We first visited Kruje, an old town with a castle on the hill. Some parts of their old castles are well preserved or have been rebuilt and much is still in ruins. I doubt if there are plentiful funds for restoration. There was a gauntlet of souvenir shops here and we enjoyed the various crafts-probably the best little shops so far. All these castles are well positioned for defense and for providing great views! Another 3 course lunch (groan) and we were on our way to Tirana. There have been protests in the capital and one was scheduled for our arrival so our poor driver went round and round the city trying to negotiate access to our hotel with the police but to no avail. We couldn’t approach the City Centre. In the end our guide hopped out of the bus and stood his ground.The policeman had his hand on the guy telling him to get back on the bus, whistles were blown and then a breakthrough...we were allowed in! That was a ‘traveling moment’. Fanciest and newest hotel in town- in fact currently at 23 floors, the tallest building in Albania. It was very comfortable and our washing dried well in the air conditioning- a most important criteria after 2.5 weeks on the road!

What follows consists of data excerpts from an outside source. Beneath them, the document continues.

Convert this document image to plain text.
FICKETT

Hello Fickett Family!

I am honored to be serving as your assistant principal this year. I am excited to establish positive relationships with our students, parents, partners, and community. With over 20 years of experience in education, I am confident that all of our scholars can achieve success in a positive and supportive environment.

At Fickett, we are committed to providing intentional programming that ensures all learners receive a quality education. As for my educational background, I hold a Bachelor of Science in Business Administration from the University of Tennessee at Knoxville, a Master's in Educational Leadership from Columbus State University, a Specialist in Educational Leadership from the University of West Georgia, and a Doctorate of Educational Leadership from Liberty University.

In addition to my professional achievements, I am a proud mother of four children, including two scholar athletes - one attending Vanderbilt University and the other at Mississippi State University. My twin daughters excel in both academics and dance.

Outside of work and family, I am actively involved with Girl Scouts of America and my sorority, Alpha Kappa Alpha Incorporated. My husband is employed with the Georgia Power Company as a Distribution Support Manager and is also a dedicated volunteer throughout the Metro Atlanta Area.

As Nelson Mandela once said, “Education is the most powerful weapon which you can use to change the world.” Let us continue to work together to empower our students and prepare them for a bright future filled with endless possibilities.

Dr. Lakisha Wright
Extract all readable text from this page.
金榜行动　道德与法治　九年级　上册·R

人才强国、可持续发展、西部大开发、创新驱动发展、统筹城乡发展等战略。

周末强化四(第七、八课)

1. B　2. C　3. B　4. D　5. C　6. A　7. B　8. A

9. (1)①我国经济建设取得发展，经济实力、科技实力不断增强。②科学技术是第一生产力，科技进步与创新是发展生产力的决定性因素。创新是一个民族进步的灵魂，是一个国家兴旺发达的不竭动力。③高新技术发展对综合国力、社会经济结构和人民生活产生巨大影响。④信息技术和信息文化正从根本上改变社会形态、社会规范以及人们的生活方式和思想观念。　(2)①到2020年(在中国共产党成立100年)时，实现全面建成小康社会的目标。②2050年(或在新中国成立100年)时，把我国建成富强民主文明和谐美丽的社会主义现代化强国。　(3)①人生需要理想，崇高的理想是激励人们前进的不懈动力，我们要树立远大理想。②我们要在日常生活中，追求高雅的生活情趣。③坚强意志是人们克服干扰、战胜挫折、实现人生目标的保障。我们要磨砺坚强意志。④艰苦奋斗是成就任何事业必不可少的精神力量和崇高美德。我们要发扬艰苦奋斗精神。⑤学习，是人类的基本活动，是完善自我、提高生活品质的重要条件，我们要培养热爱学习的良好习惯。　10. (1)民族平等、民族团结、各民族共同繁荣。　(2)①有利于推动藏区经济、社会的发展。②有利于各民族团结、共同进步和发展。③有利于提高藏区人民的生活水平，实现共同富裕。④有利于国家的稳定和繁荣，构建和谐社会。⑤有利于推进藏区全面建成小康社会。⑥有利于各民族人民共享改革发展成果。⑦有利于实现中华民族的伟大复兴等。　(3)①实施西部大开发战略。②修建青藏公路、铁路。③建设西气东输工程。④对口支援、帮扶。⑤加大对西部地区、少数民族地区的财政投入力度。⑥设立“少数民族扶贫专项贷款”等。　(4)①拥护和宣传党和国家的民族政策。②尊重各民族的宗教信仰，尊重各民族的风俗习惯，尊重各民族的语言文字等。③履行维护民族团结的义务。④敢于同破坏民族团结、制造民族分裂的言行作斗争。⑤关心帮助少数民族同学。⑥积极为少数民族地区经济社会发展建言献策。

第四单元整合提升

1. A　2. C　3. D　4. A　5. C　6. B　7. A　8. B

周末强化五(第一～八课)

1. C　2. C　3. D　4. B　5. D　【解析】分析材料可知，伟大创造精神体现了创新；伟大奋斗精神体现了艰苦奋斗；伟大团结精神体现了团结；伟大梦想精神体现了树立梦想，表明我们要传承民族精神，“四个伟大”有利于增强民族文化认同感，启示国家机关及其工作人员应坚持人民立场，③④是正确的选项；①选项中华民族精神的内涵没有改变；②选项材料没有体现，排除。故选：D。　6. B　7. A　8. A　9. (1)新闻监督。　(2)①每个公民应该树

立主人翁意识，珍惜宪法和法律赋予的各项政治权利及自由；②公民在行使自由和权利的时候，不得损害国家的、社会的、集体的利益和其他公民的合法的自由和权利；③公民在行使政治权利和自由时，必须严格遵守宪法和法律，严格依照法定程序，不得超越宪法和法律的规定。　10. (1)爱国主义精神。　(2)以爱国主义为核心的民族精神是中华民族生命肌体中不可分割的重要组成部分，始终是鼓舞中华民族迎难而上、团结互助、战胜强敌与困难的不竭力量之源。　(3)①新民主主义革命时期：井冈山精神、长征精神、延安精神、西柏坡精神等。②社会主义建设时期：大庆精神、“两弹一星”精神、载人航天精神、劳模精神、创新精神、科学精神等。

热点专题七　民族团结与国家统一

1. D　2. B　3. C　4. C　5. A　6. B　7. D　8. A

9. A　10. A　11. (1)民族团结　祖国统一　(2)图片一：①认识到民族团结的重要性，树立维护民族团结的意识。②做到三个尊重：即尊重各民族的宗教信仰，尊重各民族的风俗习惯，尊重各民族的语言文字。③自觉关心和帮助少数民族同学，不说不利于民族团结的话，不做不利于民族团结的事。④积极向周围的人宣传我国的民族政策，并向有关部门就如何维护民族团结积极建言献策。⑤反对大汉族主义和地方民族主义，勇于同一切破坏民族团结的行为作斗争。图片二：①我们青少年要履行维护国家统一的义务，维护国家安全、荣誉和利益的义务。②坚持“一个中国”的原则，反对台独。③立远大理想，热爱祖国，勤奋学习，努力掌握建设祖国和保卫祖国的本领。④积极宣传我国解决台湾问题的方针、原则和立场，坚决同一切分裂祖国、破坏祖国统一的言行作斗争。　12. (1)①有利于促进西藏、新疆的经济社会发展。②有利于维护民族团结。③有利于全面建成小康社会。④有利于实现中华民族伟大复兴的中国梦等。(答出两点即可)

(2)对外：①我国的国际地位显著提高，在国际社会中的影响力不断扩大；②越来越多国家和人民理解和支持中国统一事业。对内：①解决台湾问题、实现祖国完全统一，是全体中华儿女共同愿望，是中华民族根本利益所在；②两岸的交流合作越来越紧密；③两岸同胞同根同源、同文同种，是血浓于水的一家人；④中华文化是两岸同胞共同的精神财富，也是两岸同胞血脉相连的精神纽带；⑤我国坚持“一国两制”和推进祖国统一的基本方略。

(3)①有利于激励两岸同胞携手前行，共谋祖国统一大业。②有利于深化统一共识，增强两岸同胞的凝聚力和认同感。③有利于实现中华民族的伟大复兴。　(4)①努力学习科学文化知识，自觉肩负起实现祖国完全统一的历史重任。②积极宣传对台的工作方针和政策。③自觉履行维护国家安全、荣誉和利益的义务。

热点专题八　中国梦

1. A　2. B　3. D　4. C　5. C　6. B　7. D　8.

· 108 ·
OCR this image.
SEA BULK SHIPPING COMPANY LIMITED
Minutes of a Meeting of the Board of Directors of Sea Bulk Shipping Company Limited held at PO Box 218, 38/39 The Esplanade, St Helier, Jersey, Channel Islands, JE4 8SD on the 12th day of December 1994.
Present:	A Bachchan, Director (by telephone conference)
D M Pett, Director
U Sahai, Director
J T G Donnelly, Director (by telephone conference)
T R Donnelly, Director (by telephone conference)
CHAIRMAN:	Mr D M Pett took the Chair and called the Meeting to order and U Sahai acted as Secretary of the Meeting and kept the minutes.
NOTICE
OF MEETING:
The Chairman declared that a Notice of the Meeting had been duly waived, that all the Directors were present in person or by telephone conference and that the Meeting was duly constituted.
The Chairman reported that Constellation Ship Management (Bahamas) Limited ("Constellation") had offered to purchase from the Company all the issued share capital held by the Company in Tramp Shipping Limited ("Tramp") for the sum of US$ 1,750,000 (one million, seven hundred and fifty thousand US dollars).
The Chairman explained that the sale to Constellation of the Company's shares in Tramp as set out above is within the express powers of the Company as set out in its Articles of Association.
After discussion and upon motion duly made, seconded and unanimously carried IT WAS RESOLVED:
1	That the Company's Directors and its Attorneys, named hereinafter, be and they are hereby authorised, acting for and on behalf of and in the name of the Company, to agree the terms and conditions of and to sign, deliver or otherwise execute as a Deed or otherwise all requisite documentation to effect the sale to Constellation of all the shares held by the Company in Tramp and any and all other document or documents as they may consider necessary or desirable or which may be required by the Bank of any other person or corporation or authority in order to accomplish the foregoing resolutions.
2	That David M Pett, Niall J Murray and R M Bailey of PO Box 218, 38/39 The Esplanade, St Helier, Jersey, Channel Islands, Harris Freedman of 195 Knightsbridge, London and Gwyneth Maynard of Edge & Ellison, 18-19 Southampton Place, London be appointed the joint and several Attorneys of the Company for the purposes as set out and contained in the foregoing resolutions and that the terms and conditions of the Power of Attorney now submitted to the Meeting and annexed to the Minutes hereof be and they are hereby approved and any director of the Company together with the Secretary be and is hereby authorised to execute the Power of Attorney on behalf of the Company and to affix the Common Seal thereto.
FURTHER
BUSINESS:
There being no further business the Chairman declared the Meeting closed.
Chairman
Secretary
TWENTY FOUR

We spent all of the next day traveling to Berat or ‘white city’. It’s also called the city of 1000 windows although that name is an incorrect translation. It should be the “city with one window above another”. A lovely town built on a hill that brought to mind images of Nepalese villages (although in better condition) and another 3 course lunch! This was a long day trip but with lots to see on the way. We saw lots of red poppies, many small fields of vegetables, hand hay gathering, unfinished buildings (money ran out) and rural scenes that were a window into how things were as recently as 20 years ago. But there are now a couple of generations who knew nothing of that time so with the optimism of youth they will be taking this country forward. Best of luck to them.
We had a stroll though the centre of town and endured a comprehensive tour of the national museum. Our guide was severely offended that we didn’t tip him not because he wasn’t good but because that wasn’t part of the deal apparently. The tour organizers were suitably unimpressed when he pressured them too and when they paid him something it wasn’t enough! Suffice to say he won’t be employed by them again. After dinner in a cozy cafe we stumbled across a throbbing restaurant area close to one of Tirana’s large parks with Albanians enjoying an evening of food and music.